Creating a private limited company in India can produce a range of benefits, from limiting personal liability to taking advantage of corporate tax rates that might be more favorable than paying both self-employment and income taxes in the United States. 

If your company is classified as a CFC, you may still owe annual Form 5471 filings, but you might benefit from provisions that reduce or eliminate double taxation if India’s corporate taxes are near or above 90% of the current US corporate tax rate. 

In that scenario, the so-called “high-tax exception” can defer or alleviate some of the immediate US tax burden on retained corporate earnings. Meanwhile, you still have to pay Indian corporate tax on your profits, and if you later distribute them to yourself as dividends, you need to examine how the IRS treats those dividends back in the US. 

Another advantage of forming a company is the potential to set your own salary at a level that helps you optimize the FEIE, while leaving extra profits inside the corporation to fund future expansion. 

This strategy can make sense if you plan to grow your business, but it requires diligent record-keeping, along with careful coordination between Indian and US tax filings.

Which other tax responsibilities should US citizens in India remember?

Any US expat in India needs to keep track of multiple reporting duties to maintain compliance. 

First, you must generally file an annual US tax return, regardless of where you live, because the United States taxes its citizens and resident aliens on worldwide income. 

Second, if your aggregate foreign account balances exceed US$10,000 at any point during the year, you must file a Foreign Bank Account Report (FBAR) through the Financial Crimes Enforcement Network (FinCEN). Additionally, if your foreign assets surpass certain thresholds—varying by filing status—you may have to file Form 8938 under the Foreign Account Tax Compliance Act (FATCA). 

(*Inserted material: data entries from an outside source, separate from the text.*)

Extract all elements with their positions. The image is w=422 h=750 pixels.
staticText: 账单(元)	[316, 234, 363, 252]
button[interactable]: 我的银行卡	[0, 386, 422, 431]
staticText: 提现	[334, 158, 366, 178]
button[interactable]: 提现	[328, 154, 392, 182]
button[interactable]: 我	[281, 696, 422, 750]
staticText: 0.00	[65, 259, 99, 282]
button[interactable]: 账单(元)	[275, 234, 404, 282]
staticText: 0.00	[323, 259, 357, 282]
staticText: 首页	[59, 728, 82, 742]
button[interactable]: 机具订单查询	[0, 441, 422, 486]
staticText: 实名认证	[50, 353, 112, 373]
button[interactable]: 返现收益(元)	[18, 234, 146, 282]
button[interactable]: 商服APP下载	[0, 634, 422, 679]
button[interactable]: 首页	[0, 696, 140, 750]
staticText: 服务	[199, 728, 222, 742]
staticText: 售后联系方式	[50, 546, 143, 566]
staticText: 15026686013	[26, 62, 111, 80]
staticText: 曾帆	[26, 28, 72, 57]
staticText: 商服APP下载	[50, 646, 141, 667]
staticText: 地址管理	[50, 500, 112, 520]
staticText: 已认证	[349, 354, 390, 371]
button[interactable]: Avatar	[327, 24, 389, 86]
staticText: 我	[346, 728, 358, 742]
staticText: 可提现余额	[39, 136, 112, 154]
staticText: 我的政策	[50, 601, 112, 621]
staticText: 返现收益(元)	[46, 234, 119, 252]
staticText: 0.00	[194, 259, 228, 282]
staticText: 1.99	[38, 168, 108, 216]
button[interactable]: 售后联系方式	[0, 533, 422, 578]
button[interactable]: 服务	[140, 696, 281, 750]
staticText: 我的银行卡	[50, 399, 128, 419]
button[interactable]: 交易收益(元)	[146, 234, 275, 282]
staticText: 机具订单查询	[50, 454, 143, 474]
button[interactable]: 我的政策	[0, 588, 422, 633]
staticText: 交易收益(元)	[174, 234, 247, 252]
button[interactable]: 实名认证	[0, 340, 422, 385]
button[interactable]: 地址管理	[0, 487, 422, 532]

Another important issue is that the US and India do not have a Totalization Agreement, which means you might end up paying into both countries’ social security systems unless you can qualify for an exception.

Should you work with a cross-border tax professional?

It is wise to consult a specialist who understands both systems. 

Constructive ownership rules, CFC filings, the Foreign Earned Income Exclusion, and foreign tax credits can each be difficult on their own. And when combined in a cross-border environment, they become even more confusing. 

A knowledgeable professional can help you choose a business structure—whether that involves maintaining self-employed status or becoming an employee of a private limited company—that aligns with your specific goals. 

They can also guide you through the process of filing Forms 5471, 8858, FBAR, and other essential requirements, thereby reducing the risk of penalties. 

While working with an expert does involve additional fees, many people find that the savings gained from accurate tax planning and the peace of mind provided by proper compliance outweigh those costs.